To detect locks using the performance diagnostics tool:
-
Go to the folder page and select Managed Service for PostgreSQL.
-
Click the name of the cluster you need and select the Performance diagnostics tab.
-
On the Sessions tab, in the Slice field, select WAIT_EVENT_TYPE.
- Check the Lock chart. It shows the number of queries that were in the locked state during the selected period.
- To get detailed information about queries running during the selected period, go to the Queries tab.
For more information about what statistics you can get, see the PostgreSQL
documentation.
To diagnose the presence of locks using PostgreSQL, run the query:
SELECT * FROM pg_locks pl LEFT JOIN pg_stat_activity psa
ON pl.pid = psa.pid;
For more information about selecting queries with locks, see the PostgreSQL
Troubleshooting locking issues
Try optimizing the identified queries. If the load is still high or there is nothing to optimize, the only option is to upgrade the host class.
Diagnosing connection errors
The number of DB connections is limited by the max_connections
parameter and is calculated by the following formula:
200 × <vCPU_share_on_host>: 15
Where <vCPU_share_on_host>
is the product of the number of vCPUs by their guaranteed share and 15
is the number of reserved service connections.
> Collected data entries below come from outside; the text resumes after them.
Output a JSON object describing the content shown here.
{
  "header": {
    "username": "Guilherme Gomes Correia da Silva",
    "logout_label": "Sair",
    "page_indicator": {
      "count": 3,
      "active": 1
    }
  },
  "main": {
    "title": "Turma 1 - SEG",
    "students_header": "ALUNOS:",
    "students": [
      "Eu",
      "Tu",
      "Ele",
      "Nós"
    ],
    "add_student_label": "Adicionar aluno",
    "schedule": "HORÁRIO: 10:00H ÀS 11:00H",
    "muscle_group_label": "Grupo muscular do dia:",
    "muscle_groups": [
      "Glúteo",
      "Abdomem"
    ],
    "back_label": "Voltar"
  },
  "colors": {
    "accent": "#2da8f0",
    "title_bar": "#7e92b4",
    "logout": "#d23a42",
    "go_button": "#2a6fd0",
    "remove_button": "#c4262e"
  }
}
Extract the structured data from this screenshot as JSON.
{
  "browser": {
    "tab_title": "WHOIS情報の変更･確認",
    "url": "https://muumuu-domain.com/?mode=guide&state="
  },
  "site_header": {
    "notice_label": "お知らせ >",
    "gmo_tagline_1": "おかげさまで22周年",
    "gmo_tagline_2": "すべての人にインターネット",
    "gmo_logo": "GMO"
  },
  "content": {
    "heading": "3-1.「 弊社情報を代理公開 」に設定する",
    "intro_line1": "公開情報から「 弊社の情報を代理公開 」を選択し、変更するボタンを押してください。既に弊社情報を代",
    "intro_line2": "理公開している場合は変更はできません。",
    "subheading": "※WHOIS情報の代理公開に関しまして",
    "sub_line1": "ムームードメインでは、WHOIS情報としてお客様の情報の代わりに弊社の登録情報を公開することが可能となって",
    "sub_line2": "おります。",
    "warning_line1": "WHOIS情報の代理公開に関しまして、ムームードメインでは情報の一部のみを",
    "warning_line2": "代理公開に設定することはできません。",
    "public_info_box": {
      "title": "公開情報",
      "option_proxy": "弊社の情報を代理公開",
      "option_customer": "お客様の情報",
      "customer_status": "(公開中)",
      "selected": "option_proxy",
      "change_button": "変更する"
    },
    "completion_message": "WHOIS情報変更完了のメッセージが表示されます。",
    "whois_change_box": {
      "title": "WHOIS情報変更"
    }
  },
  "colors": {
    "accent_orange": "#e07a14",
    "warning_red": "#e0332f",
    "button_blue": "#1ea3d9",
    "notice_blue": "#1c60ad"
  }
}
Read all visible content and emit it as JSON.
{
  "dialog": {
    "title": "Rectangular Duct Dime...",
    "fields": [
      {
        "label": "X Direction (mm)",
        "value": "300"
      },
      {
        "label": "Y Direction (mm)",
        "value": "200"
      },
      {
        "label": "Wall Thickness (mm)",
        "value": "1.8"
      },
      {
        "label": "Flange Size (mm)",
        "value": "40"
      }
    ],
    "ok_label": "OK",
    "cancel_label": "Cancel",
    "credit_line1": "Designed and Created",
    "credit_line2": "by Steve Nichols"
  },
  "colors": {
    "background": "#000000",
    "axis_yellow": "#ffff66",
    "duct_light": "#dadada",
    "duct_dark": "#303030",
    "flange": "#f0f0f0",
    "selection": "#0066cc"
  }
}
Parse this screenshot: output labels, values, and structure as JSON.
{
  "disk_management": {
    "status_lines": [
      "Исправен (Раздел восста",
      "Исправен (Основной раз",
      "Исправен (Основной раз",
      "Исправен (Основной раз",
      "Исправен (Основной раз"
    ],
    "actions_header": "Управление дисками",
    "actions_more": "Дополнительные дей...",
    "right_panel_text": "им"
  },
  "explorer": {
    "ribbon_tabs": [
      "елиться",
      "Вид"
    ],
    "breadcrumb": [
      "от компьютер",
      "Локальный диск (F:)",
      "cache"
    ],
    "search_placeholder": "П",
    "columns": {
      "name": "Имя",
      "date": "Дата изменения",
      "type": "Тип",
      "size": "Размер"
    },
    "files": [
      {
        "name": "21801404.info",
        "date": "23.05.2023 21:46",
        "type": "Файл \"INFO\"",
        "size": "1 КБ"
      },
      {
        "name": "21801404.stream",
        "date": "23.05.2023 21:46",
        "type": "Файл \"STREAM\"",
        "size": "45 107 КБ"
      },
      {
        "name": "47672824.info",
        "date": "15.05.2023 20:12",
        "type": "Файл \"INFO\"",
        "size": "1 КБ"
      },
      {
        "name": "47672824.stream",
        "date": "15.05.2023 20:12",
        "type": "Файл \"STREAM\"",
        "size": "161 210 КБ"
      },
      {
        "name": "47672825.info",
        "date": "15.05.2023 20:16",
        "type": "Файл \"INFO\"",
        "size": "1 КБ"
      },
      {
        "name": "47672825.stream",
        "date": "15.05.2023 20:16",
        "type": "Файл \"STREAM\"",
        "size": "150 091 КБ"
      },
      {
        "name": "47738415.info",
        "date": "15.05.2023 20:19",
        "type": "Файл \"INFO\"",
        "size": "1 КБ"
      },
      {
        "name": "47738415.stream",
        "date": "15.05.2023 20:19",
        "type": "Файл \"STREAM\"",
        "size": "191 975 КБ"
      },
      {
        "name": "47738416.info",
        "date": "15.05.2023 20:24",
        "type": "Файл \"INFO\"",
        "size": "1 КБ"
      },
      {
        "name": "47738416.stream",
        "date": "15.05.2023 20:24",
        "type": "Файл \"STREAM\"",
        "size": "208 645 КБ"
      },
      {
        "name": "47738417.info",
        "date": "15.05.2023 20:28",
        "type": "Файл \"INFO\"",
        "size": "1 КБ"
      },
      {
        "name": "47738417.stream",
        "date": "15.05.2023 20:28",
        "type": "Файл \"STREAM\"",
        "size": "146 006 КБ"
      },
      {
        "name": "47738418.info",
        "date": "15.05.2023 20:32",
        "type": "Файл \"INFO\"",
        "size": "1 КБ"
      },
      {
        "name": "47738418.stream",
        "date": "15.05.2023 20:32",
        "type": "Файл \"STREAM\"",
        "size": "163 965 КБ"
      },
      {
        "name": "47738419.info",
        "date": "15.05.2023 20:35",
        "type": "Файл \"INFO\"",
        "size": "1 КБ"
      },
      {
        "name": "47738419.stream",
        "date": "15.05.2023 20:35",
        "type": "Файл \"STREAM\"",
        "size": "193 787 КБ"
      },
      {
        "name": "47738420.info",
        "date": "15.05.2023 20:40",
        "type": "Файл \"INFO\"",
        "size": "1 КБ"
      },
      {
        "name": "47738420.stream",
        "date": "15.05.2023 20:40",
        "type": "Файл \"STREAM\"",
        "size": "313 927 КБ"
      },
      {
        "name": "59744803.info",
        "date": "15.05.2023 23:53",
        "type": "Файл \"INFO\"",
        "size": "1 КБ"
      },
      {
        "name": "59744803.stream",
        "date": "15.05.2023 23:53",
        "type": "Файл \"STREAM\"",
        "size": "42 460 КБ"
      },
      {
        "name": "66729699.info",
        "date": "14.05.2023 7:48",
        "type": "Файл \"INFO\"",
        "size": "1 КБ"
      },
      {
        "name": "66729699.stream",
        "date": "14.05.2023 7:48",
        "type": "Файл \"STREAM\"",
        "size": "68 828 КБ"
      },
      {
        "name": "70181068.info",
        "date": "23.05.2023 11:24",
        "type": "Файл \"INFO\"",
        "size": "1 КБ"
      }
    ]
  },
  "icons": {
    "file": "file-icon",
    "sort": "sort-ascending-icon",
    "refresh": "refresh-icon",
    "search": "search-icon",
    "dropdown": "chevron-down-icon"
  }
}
The resulting number of connections is distributed between the database roles.
If the number of open connections reaches the limit, errors appear in the cluster logs:
- Too many connections for role.
- Server conn crashed.
- Invalid server parameter.
- Query wait timeout.
To get detailed information about the usage of available connections using monitoring tools:
-
Go to the folder page and select Managed Service for PostgreSQL.
-
Click the name of the cluster you need and select the Monitoring tab.
-
Check the Total pooler connections chart.
Managed Service for PostgreSQL does not allow connections directly to the DBMS; instead, they go to the connection pooler.
-
The Clients parameter reflects the number of client connections to the connection pooler.
-
The Servers parameter reflects the number of connections between the DBMS and the connection pooler.
Take note of the number of connections: if the values are high, this means some queries keep connections open for too long.
-
Troubleshooting connection issues
To fix issues with the number of connections:
-
Increase the
max_connections
value in the DBMS settings. -
Optimize queries so that there are no long transactions.
If the load is still high or there is nothing to optimize, the only option is to upgrade the host class.
Diagnosing insufficient storage space
If the cluster shows poor performance and the logs show ERROR: cannot execute INSERT in a read-only transaction
, the cluster storage might have run out of free space and switched to read-only mode.
To check for free space in cluster storage:
-
Go to the folder page and select Managed Service for PostgreSQL.
-
Click the name of the cluster you need and select the Monitoring tab.
-
Check the Disk capacity in primary, [bytes] chart.
Check the value of the Used parameter that shows the degree of cluster storage usage.
Troubleshooting problems with insufficient storage space
For recommendations on troubleshooting these issues, see Disk space management.